Cerpen Gde Aryantha Soethama
Terbit di Kompas, 3 Maret 2013
Bahan Referensi Cerpen - USAI pendeta melantunkan mantra, segelintir kerabat itu
pun tergopoh-gopoh pulang. Hanya sanak saudara dekat yang hadir, tak
ada tamu undangan, suasana lengang mengambang. Upacara pernikahan itu
pun benar-benar ala kadarnya. Tapi, bagi Ayu Meriki ini hari paling
mencekam, sangat ia benci, amat menyakitkan, membelit dan mendesak
perasaan. Sepanjang upacara tubuhnya menggigil karena tak kuasa melawan.
Mustahil Ayu Meriki menolak keinginan Biang Buni, bundanya yang
paling berkuasa di puri. Dua kakaknya harus menikah dengan bangsawan.

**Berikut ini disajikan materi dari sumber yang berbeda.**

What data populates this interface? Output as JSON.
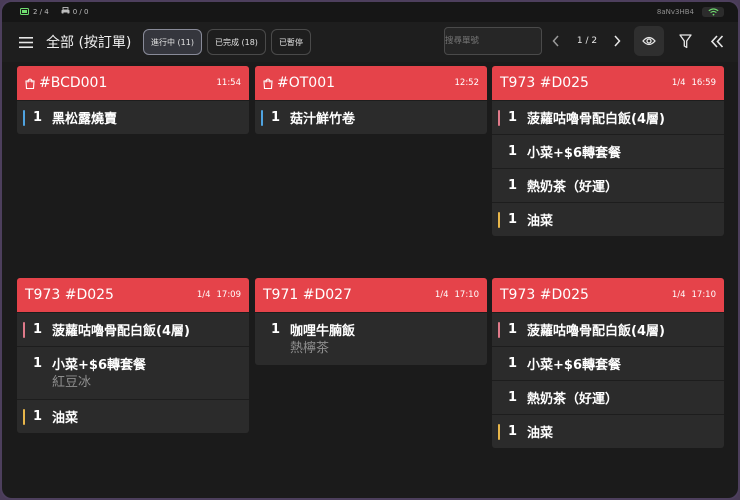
{
  "status_bar": {
    "battery_text": "2 / 4",
    "printer_text": "0 / 0",
    "device_id": "8aNv3HB4",
    "icons": {
      "battery": "battery-icon",
      "printer": "printer-icon",
      "wifi": "wifi-icon"
    }
  },
  "toolbar": {
    "title": "全部 (按訂單)",
    "tabs": [
      {
        "label": "進行中 (11)",
        "active": true
      },
      {
        "label": "已完成 (18)",
        "active": false
      },
      {
        "label": "已暫停",
        "active": false
      }
    ],
    "search_placeholder": "搜尋單號",
    "page_indicator": "1 / 2",
    "icons": {
      "menu": "menu-icon",
      "prev": "chevron-left-icon",
      "next": "chevron-right-icon",
      "eye": "eye-icon",
      "filter": "filter-icon",
      "collapse": "double-chevron-left-icon"
    }
  },
  "colors": {
    "header_red": "#e5434a",
    "bar_red": "#e5434a",
    "bar_blue": "#4fa3e0",
    "bar_yellow": "#e8b64a",
    "bar_pink": "#e07a8a"
  },
  "orders": [
    {
      "title": "#BCD001",
      "bag_icon": true,
      "count": "",
      "time": "11:54",
      "items": [
        {
          "qty": "1",
          "name": "黑松露燒賣",
          "bar": "#4fa3e0",
          "mods": []
        }
      ]
    },
    {
      "title": "#OT001",
      "bag_icon": true,
      "count": "",
      "time": "12:52",
      "items": [
        {
          "qty": "1",
          "name": "菇汁鮮竹卷",
          "bar": "#4fa3e0",
          "mods": []
        }
      ]
    },
    {
      "title": "T973 #D025",
      "bag_icon": false,
      "count": "1/4",
      "time": "16:59",
      "items": [
        {
          "qty": "1",
          "name": "菠蘿咕嚕骨配白飯(4層)",
          "bar": "#e07a8a",
          "mods": []
        },
        {
          "qty": "1",
          "name": "小菜+$6轉套餐",
          "bar": "",
          "mods": []
        },
        {
          "qty": "1",
          "name": "熱奶茶（好運）",
          "bar": "",
          "mods": []
        },
        {
          "qty": "1",
          "name": "油菜",
          "bar": "#e8b64a",
          "mods": []
        }
      ]
    },
    {
      "title": "T973 #D025",
      "bag_icon": false,
      "count": "1/4",
      "time": "17:09",
      "items": [
        {
          "qty": "1",
          "name": "菠蘿咕嚕骨配白飯(4層)",
          "bar": "#e07a8a",
          "mods": []
        },
        {
          "qty": "1",
          "name": "小菜+$6轉套餐",
          "bar": "",
          "mods": [
            "紅豆冰"
          ]
        },
        {
          "qty": "1",
          "name": "油菜",
          "bar": "#e8b64a",
          "mods": []
        }
      ]
    },
    {
      "title": "T971 #D027",
      "bag_icon": false,
      "count": "1/4",
      "time": "17:10",
      "items": [
        {
          "qty": "1",
          "name": "咖哩牛腩飯",
          "bar": "",
          "mods": [
            "熱檸茶"
          ]
        }
      ]
    },
    {
      "title": "T973 #D025",
      "bag_icon": false,
      "count": "1/4",
      "time": "17:10",
      "items": [
        {
          "qty": "1",
          "name": "菠蘿咕嚕骨配白飯(4層)",
          "bar": "#e07a8a",
          "mods": []
        },
        {
          "qty": "1",
          "name": "小菜+$6轉套餐",
          "bar": "",
          "mods": []
        },
        {
          "qty": "1",
          "name": "熱奶茶（好運）",
          "bar": "",
          "mods": []
        },
        {
          "qty": "1",
          "name": "油菜",
          "bar": "#e8b64a",
          "mods": []
        }
      ]
    }
  ]
}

Meriki melawan, memilih Anuraga, laki-laki biasa. Mereka menikah, Ayu
menjadi perempuan biasa, tak ada lagi yang mengakuinya sebagai wanita
ningrat. Mereka berharap, kehadiran seorang cucu akan meluluhkan hati
Biang. Ternyata tidak. Puri tidak mengakui pernikahan itu. Biang gigih
memisahkan Meriki dari suaminya, menakut-nakuti, menebar teror Meriki
akan ditimpa kutukan jika mempertahankan perkawinan dengan laki-laki
biasa.
Tak henti-henti Biang melontarkan sumpah serapah kepada Anuraga.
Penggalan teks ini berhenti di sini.